Educated Travelers: Alumni Join Professors as CBB travel program takes offtext and photos by Alicia MacLeay '97

Snapshots

Alicia Macleay '97 in Russia

Friday, July 11, 2003
Delta Flight 30, on tarmac, JFK

"Uh oh," says the woman next to me as we wait for our flight to take off for Moscow. She points to a newspaper headline--"Bomb in Moscow Kills 1." It is less than a week since Chechen separatists killed more than a dozen people at a rock concert outside the city, but it's curiosity rather than fear that I feel. ("The Chechens aren't interested in tourists," Sheila McCarthy explained to me last week. "They want to get into the heart of Moscow.") I want to understand these "black widows" and discover what possesses these women to volunteer as suicide bombers. Once back home I find myself reading any article that mentions Chechnya, not just the headlines, looking for answers.


The shower

Saturday, July 12, 2003
Cabin 109, Novikov Priboy, Moscow

Checking out my cabin I look in the bathroom to discover. . . a drain in the floor? Turns out the bathroom doubles as the shower. Extend the sink faucet upwards, hang it on the wall, and voilá. "At the end of the cruise all of you are going to say, 'Damn I'm going to miss that shower," says Teddy, our Dutch cruise director during orientation. She's right. The efficiency of showering and brushing your teeth at the same time is oddly appealing.

Sunday, July 13, 2003
Lunch at the Kempinski Hotel, Moscow

"I can only think of Stalin as a very benevolent leader. He was called 'little father.'" This unexpected statement comes from fellow cruise-ship passenger Judy Traub of Long Island. It is more surprising when you learn that at the age of 5, under Stalin's rule, Traub was deported from her native Poland to a Siberian labor camp.

In 1939 the Nazi-Soviet Non-Aggression Pact split Poland. The town Traub's family lived in fell to the Soviets, the rest of her relations to the Germans. When her father requested a move to the German side to reunite the family, it was seen as an act of disloyalty.

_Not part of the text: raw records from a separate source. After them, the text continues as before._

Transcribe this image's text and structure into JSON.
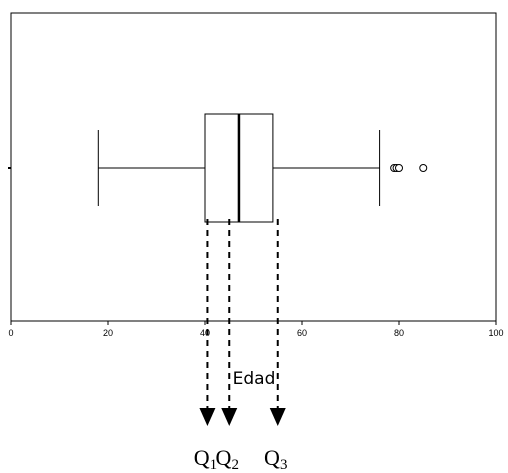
{
  "chart_data": {
    "type": "boxplot",
    "xlabel": "Edad",
    "xlim": [
      0,
      100
    ],
    "x_ticks": [
      0,
      20,
      40,
      60,
      80,
      100
    ],
    "grid": false,
    "whisker_low": 18,
    "q1": 40,
    "median": 47,
    "q3": 54,
    "whisker_high": 76,
    "outliers": [
      79,
      79.5,
      80,
      85
    ],
    "annotations": [
      {
        "base": "Q",
        "sub": "1",
        "x": 40.5
      },
      {
        "base": "Q",
        "sub": "2",
        "x": 45
      },
      {
        "base": "Q",
        "sub": "3",
        "x": 55
      }
    ]
  }
}
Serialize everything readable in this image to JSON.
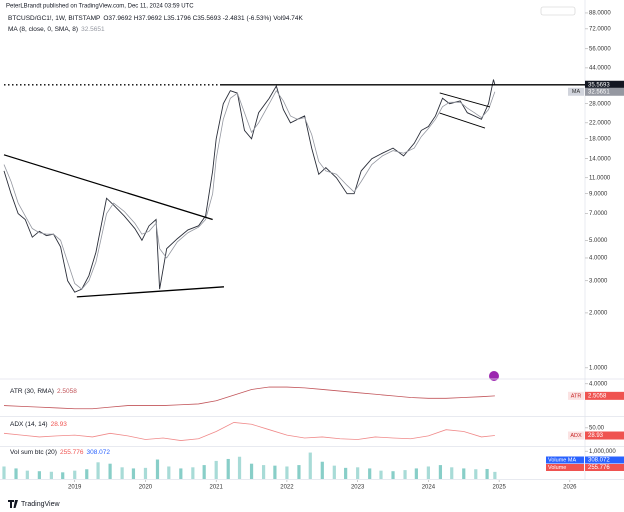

Three weeks later Traub and her family heard a knock on the door one night. The family was sent to an outpost 2,000 kilometers from the Trans-Siberian railroad's last stop. "At the time it seemed like the worst, but that's how we survived," Traub said. When they returned home to Poland a few years later all of their relations but one uncle had perished under Hitler.


Sunday, July 20,2003
Novikov Priboy, Svir River

Tonight was our Surprise Entertainment. My Russian language group sang "Kalinka" and "Moscow Nights"--in Russian--on the boat deck accompanied by our onboard musicians (an accordionist and fiddler). For our show-stopping encore we played the wooden spoons. Later in the program a Russian girl from the gift shop came out in a sequin cocktail dress and sang "Chattanooga Choo Choo" and for the finale, Arty, one of our Russian interpreters, belted out a Celine Dion number. Now that's cross-cultural entertainment.


The shower

Tuesday, July 22, 2003
St. Petersburg

Walking on the sidewalk this afternoon I passed ice cream vendors, souvenir stalls, and then a muzzled brown bear, attached by a leash to a boy. For a few rubles passersby could--and did--sit with the bear for a photo.

Continuing on I saw a few Gypsy families, mothers with young children, babies, sitting in doorways, asking for money. Our Russian guides warn us to hang tight to our belongings, but I refuse to feel their condemnation and only see poverty, hardship. Later I am shocked to learn that at this same moment Joan and Ev Brenner are swarmed by an entire family, their bags opened, a set of eyeglasses taken. The Brenners are ultimately rescued by the sudden appearance of policemen who drag the family away.


Wednesday, July 23, 2003
On bus in St. Petersburg

"Freedom and democracy are for the intellectuals, it's better to have sausage on the table." Olga, our tour guide in St. Petersburg, relates this Russian sentiment to explain the difficulty of the transition for the older generation, the ones who lost their savings, saw pensions shrink with the downfall of Communism and don't even bother to vote. Olga, though, who supplements her paltry teacher's income as a guide, does not agree with them. "Freedom is a great psychological change," she says to explain the economic instability and rising crime rate around her. But "freedom is such a great value in itself that people should be willing to pay anything for it," she tells our busload of Americans. "It was stressful, to put it mildly, to live under the Soviet regime."